ALAKIR: ON YILI AŞAN BİR DOĞAL YAŞAM DENEYİMİ





Yukarıdaki fotoğrafta görülen, Elif Alakır’ın 3 yıla yaklaşan doğal yaşam deneyiminin neredeyse tamamında kendisine eşlik eden, Alakır’da doğup büyüyen 2,5 yaşındaki kızı Cana Işık. Elif Alakır, Beydağları’nın eteklerinde, 2,5 yaşındaki kızı ile birlikte kendi elleriyle yaptıkları, “Toprak” olarak adlandırdığı bir “yeryüzü evi”nde” yaşamaya devam ediyor. Bu deneyimi anlamada bize, Elif Alakır’ın, 11 Aralık 2014 tarihli, “Düşten Eyleme” başlıklı yazısı yardımcı oluyor.[1]

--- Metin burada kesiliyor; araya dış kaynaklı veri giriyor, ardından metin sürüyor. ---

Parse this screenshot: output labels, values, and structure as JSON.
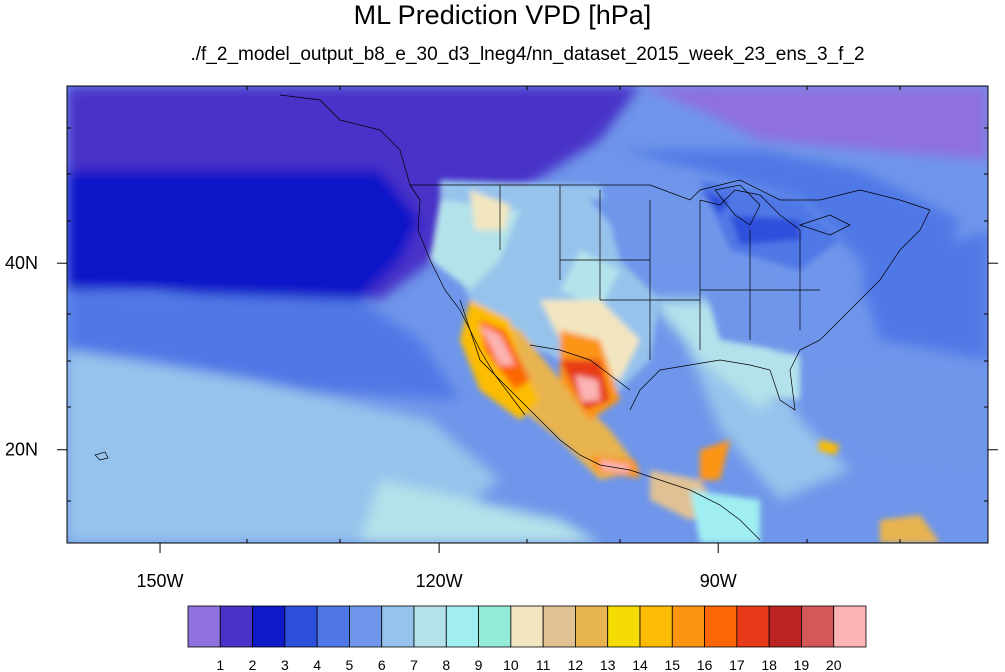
{
  "title": "ML Prediction VPD [hPa]",
  "subtitle": "./f_2_model_output_b8_e_30_d3_lneg4/nn_dataset_2015_week_23_ens_3_f_2",
  "map": {
    "projection": "cylindrical equidistant",
    "lon_range": [
      -160,
      -61
    ],
    "lat_range": [
      10,
      59
    ],
    "lon_ticks": [
      {
        "value": -150,
        "label": "150W"
      },
      {
        "value": -120,
        "label": "120W"
      },
      {
        "value": -90,
        "label": "90W"
      }
    ],
    "lat_ticks": [
      {
        "value": 40,
        "label": "40N"
      },
      {
        "value": 20,
        "label": "20N"
      }
    ]
  },
  "colorbar": {
    "labels": [
      "1",
      "2",
      "3",
      "4",
      "5",
      "6",
      "7",
      "8",
      "9",
      "10",
      "11",
      "12",
      "13",
      "14",
      "15",
      "16",
      "17",
      "18",
      "19",
      "20"
    ],
    "colors": [
      "#8f70dc",
      "#4a32c8",
      "#0f19c8",
      "#2d50dc",
      "#4f78e6",
      "#6f96ea",
      "#96c3ec",
      "#b4e2ea",
      "#a0eef2",
      "#94ecd8",
      "#f2e6c0",
      "#e0c194",
      "#e8b450",
      "#f4dc04",
      "#fcbc04",
      "#fc9414",
      "#fc6604",
      "#e83a18",
      "#bc2424",
      "#d45858",
      "#fcb4b4"
    ]
  }
}
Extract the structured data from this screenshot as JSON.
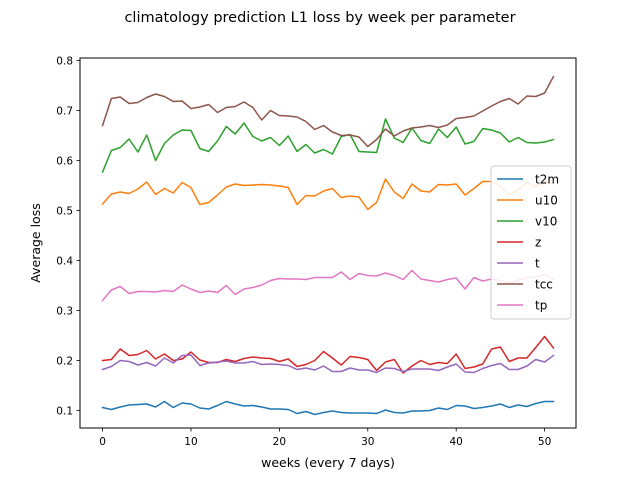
{
  "chart_data": {
    "type": "line",
    "title": "climatology prediction L1 loss by week per parameter",
    "xlabel": "weeks (every 7 days)",
    "ylabel": "Average loss",
    "xlim": [
      -2.55,
      53.55
    ],
    "ylim": [
      0.065,
      0.805
    ],
    "xticks": [
      0,
      10,
      20,
      30,
      40,
      50
    ],
    "yticks": [
      0.1,
      0.2,
      0.3,
      0.4,
      0.5,
      0.6,
      0.7,
      0.8
    ],
    "xtick_labels": [
      "0",
      "10",
      "20",
      "30",
      "40",
      "50"
    ],
    "ytick_labels": [
      "0.1",
      "0.2",
      "0.3",
      "0.4",
      "0.5",
      "0.6",
      "0.7",
      "0.8"
    ],
    "grid": false,
    "legend_position": "center-right",
    "x": [
      0,
      1,
      2,
      3,
      4,
      5,
      6,
      7,
      8,
      9,
      10,
      11,
      12,
      13,
      14,
      15,
      16,
      17,
      18,
      19,
      20,
      21,
      22,
      23,
      24,
      25,
      26,
      27,
      28,
      29,
      30,
      31,
      32,
      33,
      34,
      35,
      36,
      37,
      38,
      39,
      40,
      41,
      42,
      43,
      44,
      45,
      46,
      47,
      48,
      49,
      50,
      51
    ],
    "series": [
      {
        "name": "t2m",
        "color": "#1f77b4",
        "values": [
          0.106,
          0.102,
          0.107,
          0.111,
          0.112,
          0.113,
          0.107,
          0.118,
          0.106,
          0.115,
          0.113,
          0.105,
          0.103,
          0.11,
          0.118,
          0.113,
          0.109,
          0.11,
          0.107,
          0.103,
          0.103,
          0.102,
          0.094,
          0.098,
          0.092,
          0.096,
          0.099,
          0.096,
          0.095,
          0.095,
          0.095,
          0.094,
          0.101,
          0.096,
          0.095,
          0.099,
          0.099,
          0.1,
          0.105,
          0.102,
          0.11,
          0.109,
          0.104,
          0.106,
          0.109,
          0.113,
          0.106,
          0.111,
          0.108,
          0.114,
          0.118,
          0.118
        ]
      },
      {
        "name": "u10",
        "color": "#ff7f0e",
        "values": [
          0.513,
          0.533,
          0.537,
          0.534,
          0.543,
          0.557,
          0.532,
          0.544,
          0.535,
          0.556,
          0.546,
          0.512,
          0.516,
          0.531,
          0.547,
          0.553,
          0.55,
          0.551,
          0.552,
          0.551,
          0.549,
          0.546,
          0.512,
          0.53,
          0.529,
          0.539,
          0.544,
          0.526,
          0.529,
          0.527,
          0.502,
          0.516,
          0.563,
          0.537,
          0.524,
          0.553,
          0.539,
          0.537,
          0.552,
          0.551,
          0.553,
          0.531,
          0.544,
          0.558,
          0.558,
          0.549,
          0.532,
          0.541,
          0.557,
          0.547,
          0.558,
          0.553
        ]
      },
      {
        "name": "v10",
        "color": "#2ca02c",
        "values": [
          0.577,
          0.62,
          0.626,
          0.643,
          0.617,
          0.651,
          0.6,
          0.634,
          0.651,
          0.661,
          0.66,
          0.624,
          0.618,
          0.639,
          0.668,
          0.653,
          0.675,
          0.648,
          0.639,
          0.646,
          0.63,
          0.649,
          0.618,
          0.632,
          0.615,
          0.622,
          0.613,
          0.648,
          0.652,
          0.618,
          0.617,
          0.616,
          0.683,
          0.645,
          0.636,
          0.665,
          0.64,
          0.634,
          0.663,
          0.646,
          0.667,
          0.633,
          0.638,
          0.664,
          0.661,
          0.655,
          0.637,
          0.646,
          0.636,
          0.635,
          0.637,
          0.642
        ]
      },
      {
        "name": "z",
        "color": "#d62728",
        "values": [
          0.2,
          0.202,
          0.223,
          0.21,
          0.212,
          0.22,
          0.203,
          0.213,
          0.2,
          0.203,
          0.217,
          0.201,
          0.196,
          0.196,
          0.202,
          0.198,
          0.204,
          0.207,
          0.205,
          0.204,
          0.198,
          0.203,
          0.188,
          0.192,
          0.2,
          0.218,
          0.205,
          0.191,
          0.208,
          0.206,
          0.202,
          0.18,
          0.197,
          0.202,
          0.175,
          0.189,
          0.2,
          0.192,
          0.196,
          0.194,
          0.213,
          0.184,
          0.187,
          0.193,
          0.223,
          0.227,
          0.198,
          0.205,
          0.205,
          0.226,
          0.248,
          0.225
        ]
      },
      {
        "name": "t",
        "color": "#9467bd",
        "values": [
          0.182,
          0.188,
          0.2,
          0.198,
          0.191,
          0.196,
          0.189,
          0.205,
          0.195,
          0.21,
          0.211,
          0.19,
          0.195,
          0.197,
          0.199,
          0.195,
          0.195,
          0.198,
          0.192,
          0.193,
          0.192,
          0.19,
          0.182,
          0.185,
          0.181,
          0.189,
          0.178,
          0.178,
          0.185,
          0.181,
          0.181,
          0.176,
          0.185,
          0.184,
          0.178,
          0.183,
          0.183,
          0.183,
          0.18,
          0.187,
          0.193,
          0.177,
          0.176,
          0.184,
          0.19,
          0.194,
          0.182,
          0.182,
          0.189,
          0.202,
          0.197,
          0.21
        ]
      },
      {
        "name": "tcc",
        "color": "#8c564b",
        "values": [
          0.67,
          0.724,
          0.727,
          0.714,
          0.716,
          0.726,
          0.733,
          0.728,
          0.718,
          0.719,
          0.704,
          0.707,
          0.712,
          0.696,
          0.706,
          0.708,
          0.717,
          0.706,
          0.681,
          0.7,
          0.69,
          0.689,
          0.687,
          0.678,
          0.662,
          0.67,
          0.657,
          0.65,
          0.651,
          0.647,
          0.628,
          0.642,
          0.663,
          0.649,
          0.659,
          0.665,
          0.667,
          0.67,
          0.666,
          0.671,
          0.684,
          0.686,
          0.689,
          0.699,
          0.709,
          0.718,
          0.724,
          0.713,
          0.729,
          0.728,
          0.735,
          0.768
        ]
      },
      {
        "name": "tp",
        "color": "#e377c2",
        "values": [
          0.32,
          0.341,
          0.348,
          0.334,
          0.338,
          0.338,
          0.337,
          0.34,
          0.338,
          0.351,
          0.343,
          0.336,
          0.339,
          0.336,
          0.35,
          0.332,
          0.343,
          0.346,
          0.351,
          0.36,
          0.364,
          0.363,
          0.363,
          0.362,
          0.366,
          0.366,
          0.366,
          0.377,
          0.362,
          0.374,
          0.37,
          0.369,
          0.375,
          0.37,
          0.362,
          0.38,
          0.363,
          0.36,
          0.357,
          0.362,
          0.365,
          0.343,
          0.366,
          0.359,
          0.363,
          0.36,
          0.354,
          0.361,
          0.366,
          0.367,
          0.372,
          0.362
        ]
      }
    ]
  }
}
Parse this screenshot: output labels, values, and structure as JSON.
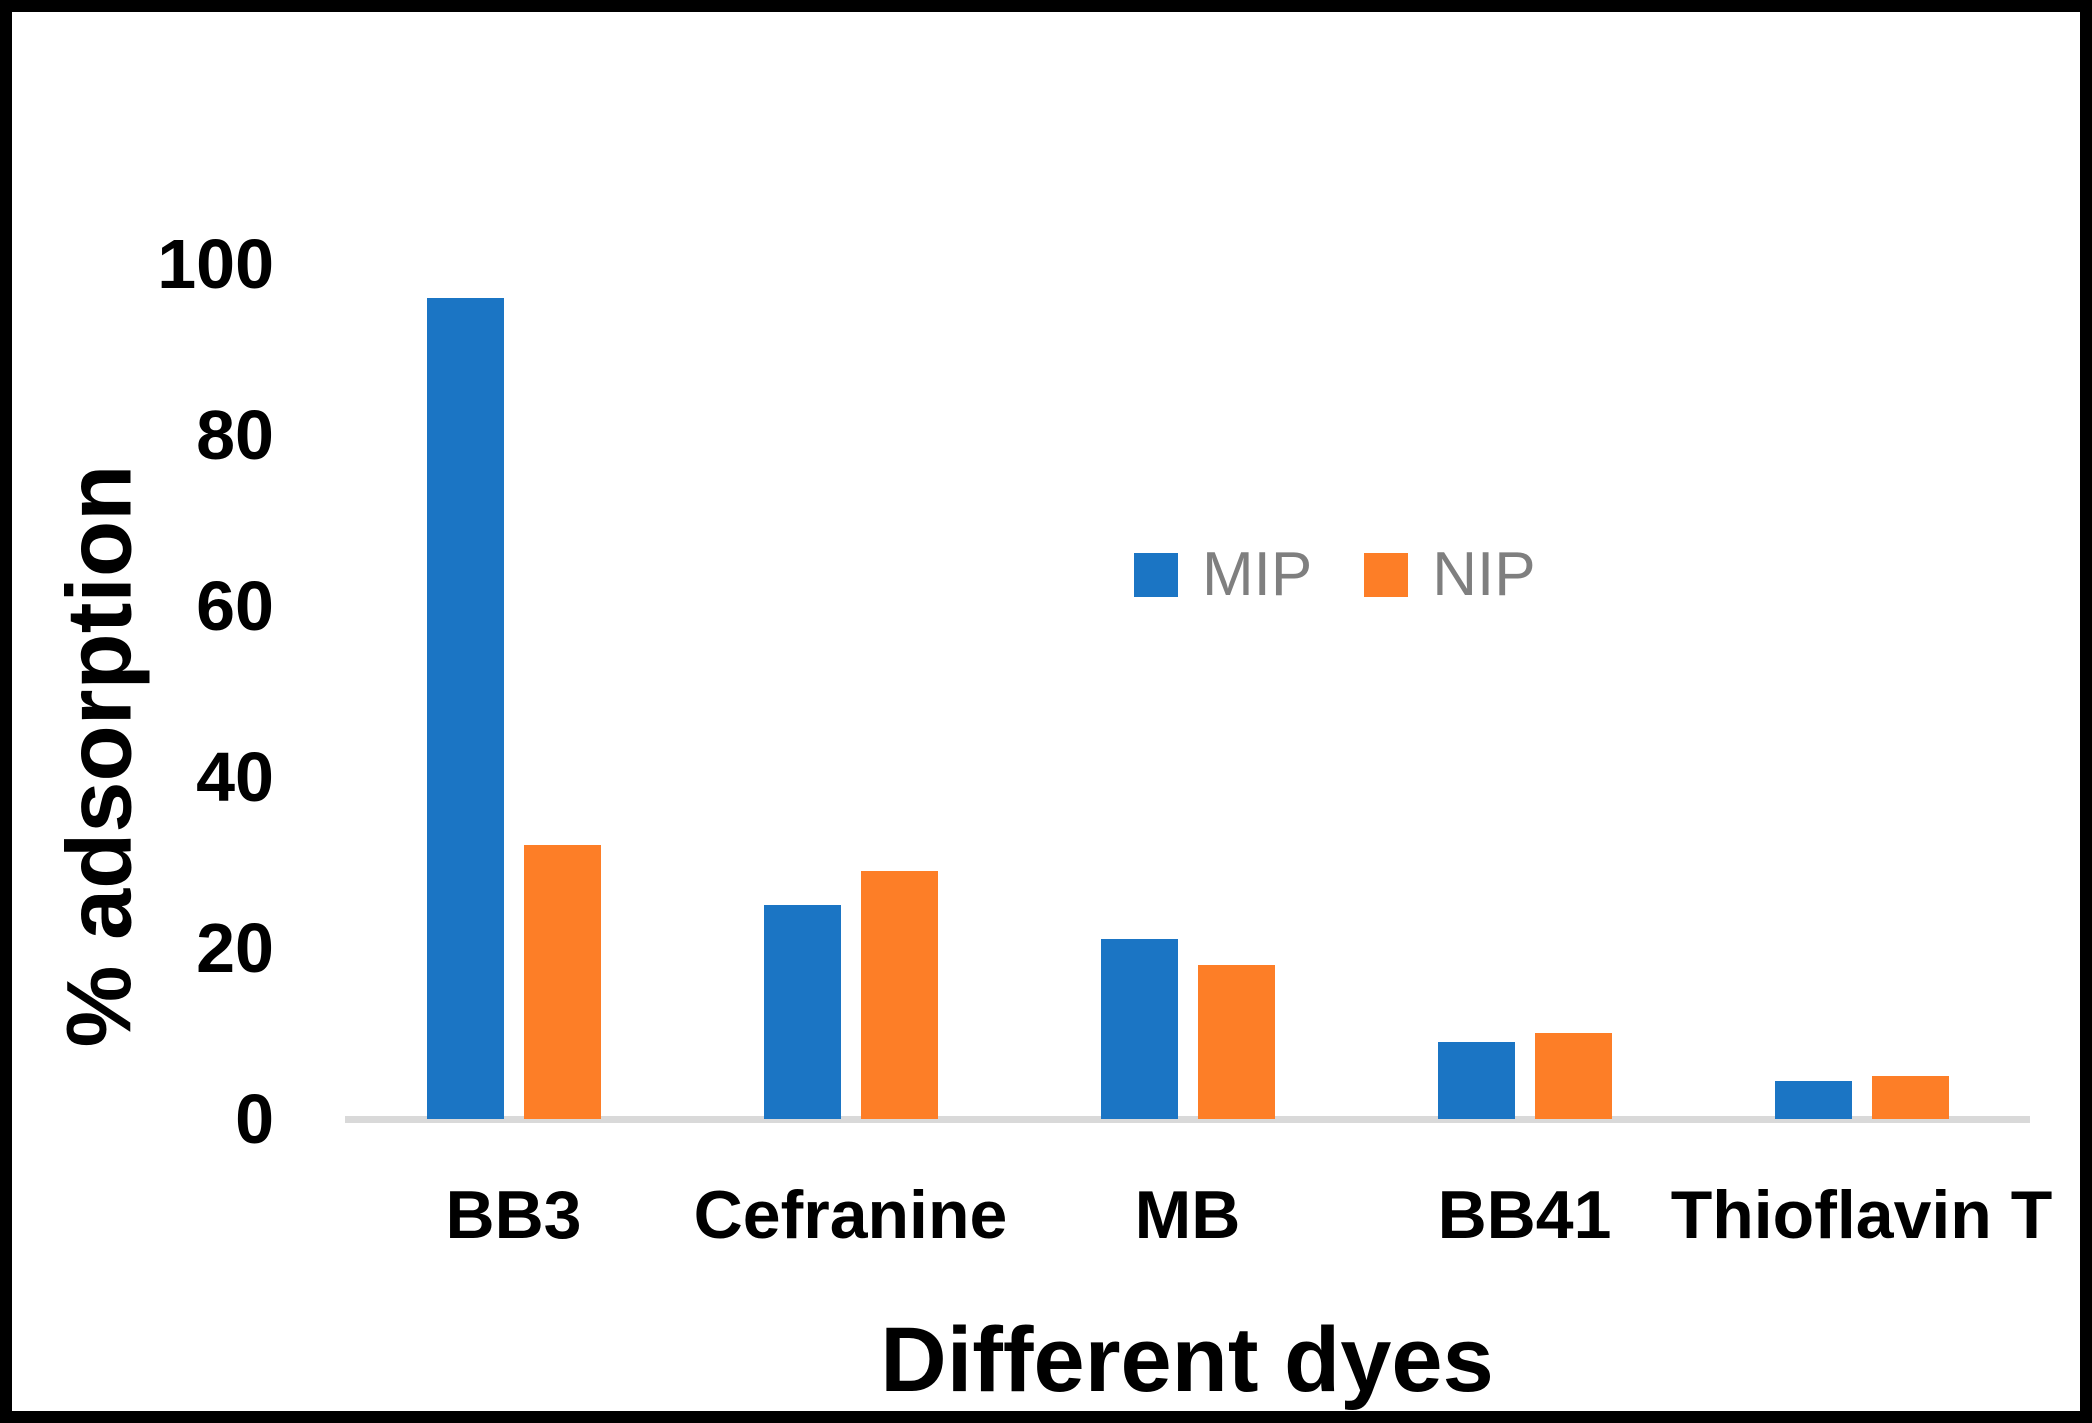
{
  "chart_data": {
    "type": "bar",
    "title": "",
    "categories": [
      "BB3",
      "Cefranine",
      "MB",
      "BB41",
      "Thioflavin T"
    ],
    "series": [
      {
        "name": "MIP",
        "color": "#1B75C4",
        "values": [
          96,
          25,
          21,
          9,
          4.5
        ]
      },
      {
        "name": "NIP",
        "color": "#FD7E27",
        "values": [
          32,
          29,
          18,
          10,
          5
        ]
      }
    ],
    "xlabel": "Different dyes",
    "ylabel": "% adsorption",
    "ylim": [
      0,
      100
    ],
    "yticks": [
      0,
      20,
      40,
      60,
      80,
      100
    ],
    "grid": false,
    "legend_position": "upper-center-right",
    "legend_text_color": "#7F7F7F",
    "axis_line_color": "#D9D9D9",
    "frame_color": "#000000",
    "background_color": "#FFFFFF"
  }
}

Elif ve Cana Işık’ın yaklaşık olarak son üç yılında birlikte oldukları Tuğba Günal ve Birhan Erkutlu’nun on yılı aşan deneyimleri ise 2010 yılında, bölgedeki HES’lerle birlikte gündeme geliyor. Alakır [2] ve doğal yaşam denildiğinde ilk akla gelen bu deneyime ilişkin, 2010 yılından bugüne kendileriyle yapılan birkaç röportaja dayanan çok sayıda haber/bilgi internet ortamında dolaşıyor. Bu haber/bilgilerin, Esra Açıkgöz’ün Cumhuriyet Dergi (Temmuz 2010)’de yayımlanan röportajı ve  Yusuf yavuz’un (Açık Gazete) 2010 ve sonrasındaki haber ve röportajlarından beslendiği görülüyor. 2012 yılında CNN Türk, 2014 yılında VTV ve yine 2014 yılında Bilim.Org’un görüntülü yayınları da, diğer önemli kaynaklar olarak bunlara eklenebilir. Bu kaynakların linkleri dipnottan takip edilebilir.[3] Ayrıca, HES’lere karşı mücadele ile birleşen bu doğal yaşam deneyiminin (Alakır Nehri Kardeşliği, ANK) bir de aktif internet sitesi bulunuyor.[4]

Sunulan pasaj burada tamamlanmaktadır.